Whereas the food court emerged in the postwar period due to the boom in suburbs and concomitant development of shopping malls, food halls seem to have originated in the 2000s as a part of the postindustrial movement of adaptive reuse and re-urbanization. Eataly – which is generally considered to be the first modern food hall in its consolidation of various vendors, specialized groceries, bar, and both sit-down and quick-service restaurants under one roof – opened its first location in a shuttered vermouth factory in Turin, Italy in 2007. It now boasts locations around the world, including in Chicago; its first American outpost opened in New York in 2010.
Chicago’s French Market at Ogilvie train station has been in business since 2009, while our outpost of Eataly opened in 2013, followed by Block 37’s Latinicity in 2015. Lettuce Entertain You’s Foodlife in Water Tower Place was an early pioneer, having opened in 1993. And suburban outposts of East Asian supermarkets such as the Japanese Mitsuwa Marketplace and the Korean H Mart, which recently opened a branch in the West Loop, have offered several food vendors along with groceries since opening.
But Chicago has a long history of similar institutions. There was the vibrant Maxwell Street Market on the near West Side, which featured vendors selling everything from food to trinkets to furniture; the foods it served changed with the shifting demographic population of the area from Eastern Europeans to African Americans. Demolished in part to make way for the Dan Ryan Expressway in the 1950s and then further in the ‘80s and ‘90s for the University of Illinois, it now takes place along Des Plaines Avenue between Roosevelt and Harrison and is largely Mexican in character – and still offers delicious food, from tamales to mole to churros.
Another fast, varied food service style originated in Chicago in the 1890s, when the entrepreneur John Kruger adapted the smorgasbord restaurants of Chicago’s large Scandinavian population into the cafeteria. (He got the name, which means “coffee shop” in Spanish, from a visit to Cuba.) Several chains serving dishes such as frankfurters and cold corned beef sandwiches soon emerged to cater to the burgeoning population of workers in the Loop, featuring one-arm wooden chairs that allowed for quick solo dining. Soon the idea had spread to other cities around the country, while the area around Madison and Clark Street became known as “Toothpick Alley” for its concentration of cafeterias. Today, Valois Cafeteria in Hyde Park, opened in 1921, carries on the tradition, as does Manny's in the South Loop, located there since 1964.
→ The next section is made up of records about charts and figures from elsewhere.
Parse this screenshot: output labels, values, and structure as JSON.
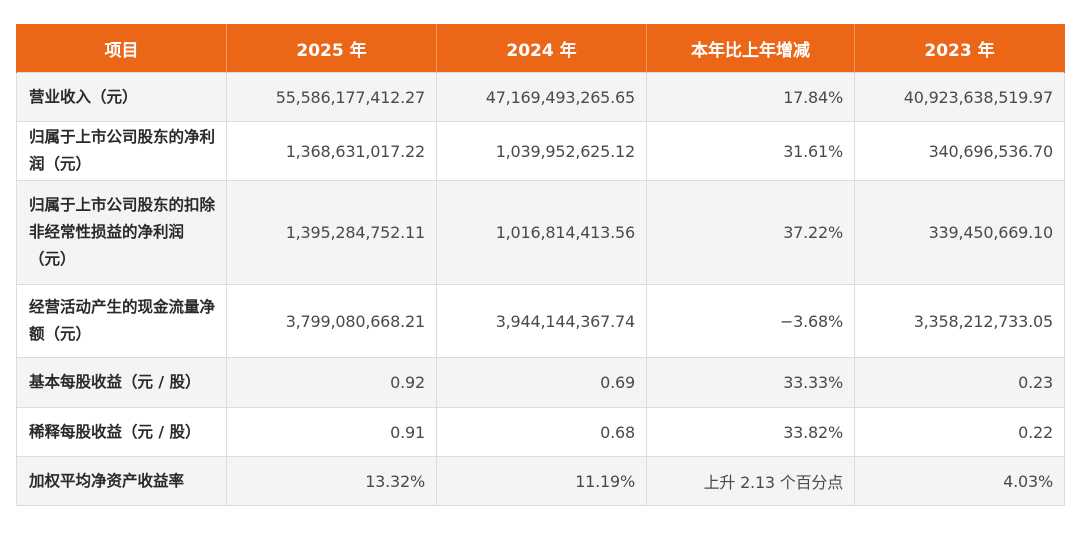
{
  "table": {
    "headers": [
      "项目",
      "2025 年",
      "2024 年",
      "本年比上年增减",
      "2023 年"
    ],
    "rows": [
      {
        "label": "营业收入（元）",
        "y2025": "55,586,177,412.27",
        "y2024": "47,169,493,265.65",
        "change": "17.84%",
        "y2023": "40,923,638,519.97"
      },
      {
        "label": "归属于上市公司股东的净利润（元）",
        "y2025": "1,368,631,017.22",
        "y2024": "1,039,952,625.12",
        "change": "31.61%",
        "y2023": "340,696,536.70"
      },
      {
        "label": "归属于上市公司股东的扣除非经常性损益的净利润（元）",
        "y2025": "1,395,284,752.11",
        "y2024": "1,016,814,413.56",
        "change": "37.22%",
        "y2023": "339,450,669.10"
      },
      {
        "label": "经营活动产生的现金流量净额（元）",
        "y2025": "3,799,080,668.21",
        "y2024": "3,944,144,367.74",
        "change": "−3.68%",
        "y2023": "3,358,212,733.05"
      },
      {
        "label": "基本每股收益（元 / 股）",
        "y2025": "0.92",
        "y2024": "0.69",
        "change": "33.33%",
        "y2023": "0.23"
      },
      {
        "label": "稀释每股收益（元 / 股）",
        "y2025": "0.91",
        "y2024": "0.68",
        "change": "33.82%",
        "y2023": "0.22"
      },
      {
        "label": "加权平均净资产收益率",
        "y2025": "13.32%",
        "y2024": "11.19%",
        "change": "上升 2.13 个百分点",
        "y2023": "4.03%"
      }
    ]
  },
  "colors": {
    "header_bg": "#ec6618",
    "header_text": "#ffffff",
    "row_alt_bg": "#f4f4f4",
    "border": "#dcdcdc"
  }
}
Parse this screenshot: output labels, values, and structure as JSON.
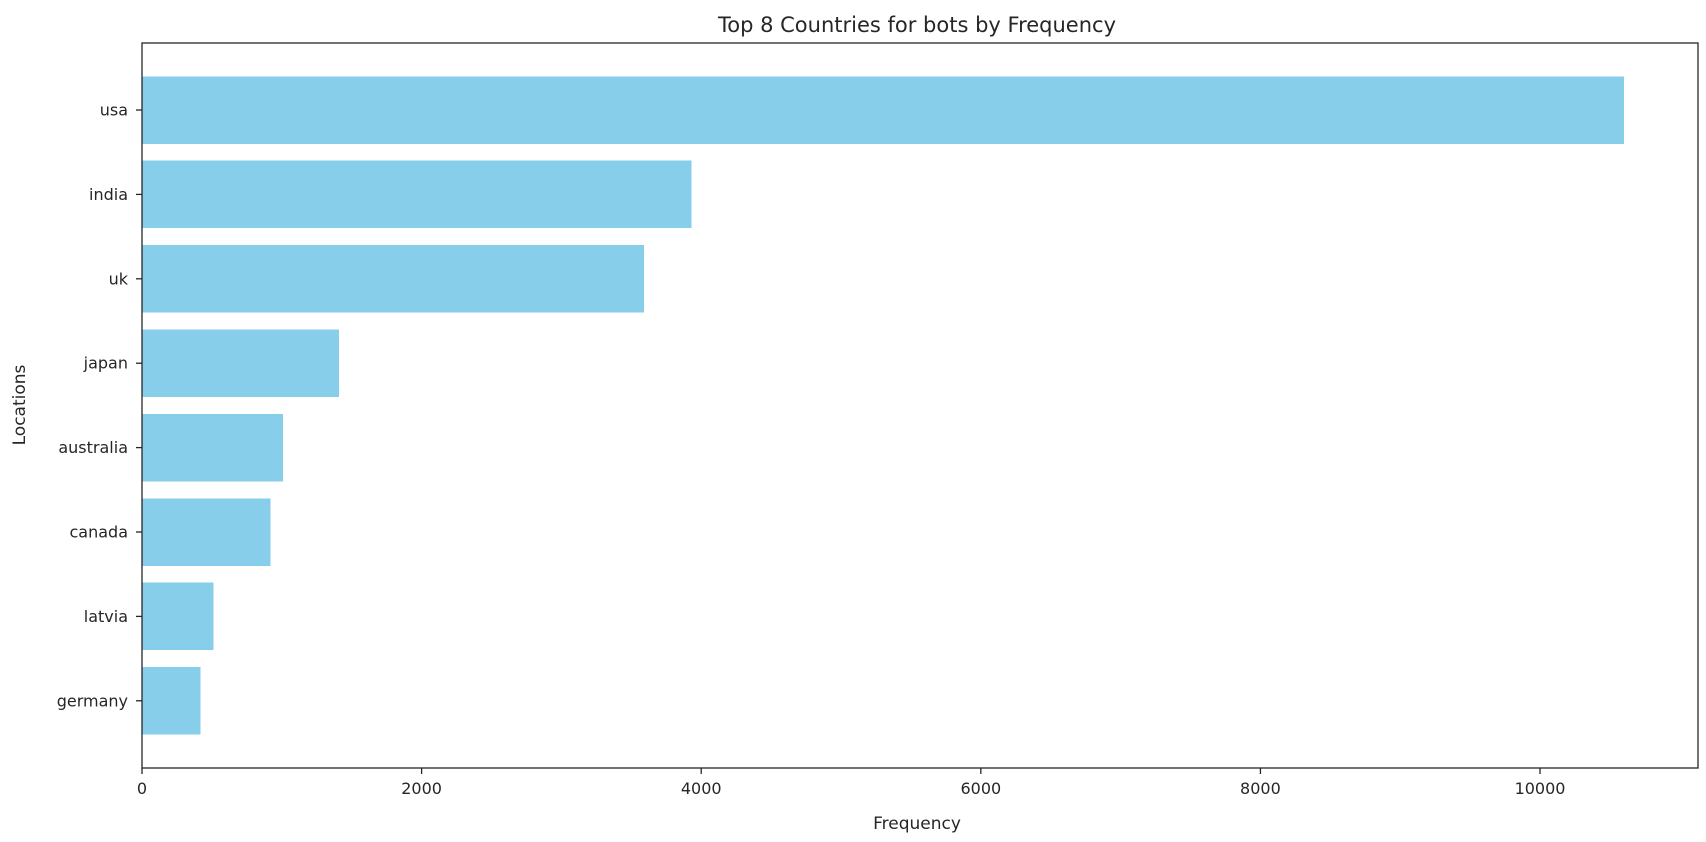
{
  "chart_data": {
    "type": "bar",
    "orientation": "horizontal",
    "title": "Top 8 Countries for bots by Frequency",
    "xlabel": "Frequency",
    "ylabel": "Locations",
    "categories": [
      "usa",
      "india",
      "uk",
      "japan",
      "australia",
      "canada",
      "latvia",
      "germany"
    ],
    "values": [
      10600,
      3930,
      3590,
      1410,
      1010,
      920,
      510,
      420
    ],
    "xlim": [
      0,
      11130
    ],
    "xticks": [
      0,
      2000,
      4000,
      6000,
      8000,
      10000
    ],
    "xtick_labels": [
      "0",
      "2000",
      "4000",
      "6000",
      "8000",
      "10000"
    ],
    "bar_color": "#87ceeb",
    "grid": false,
    "legend": "none"
  }
}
Now, a century later, the downtown area is once again filling up with large food service places, though in a millennial form. In addition to Revival, Eataly, Latinicity, and the others, there’s Wells Street Market and the new Aster Hall at 900 N. Michigan Avenue. Two additions are planned for the West Loop this year: Time Out Market and a hall developed by the Galley Group, which already operates halls in Pittsburgh, Cleveland, and Detroit. They may be an adaptation of an old idea, but it’s clear that the popularity of food halls is only just beginning.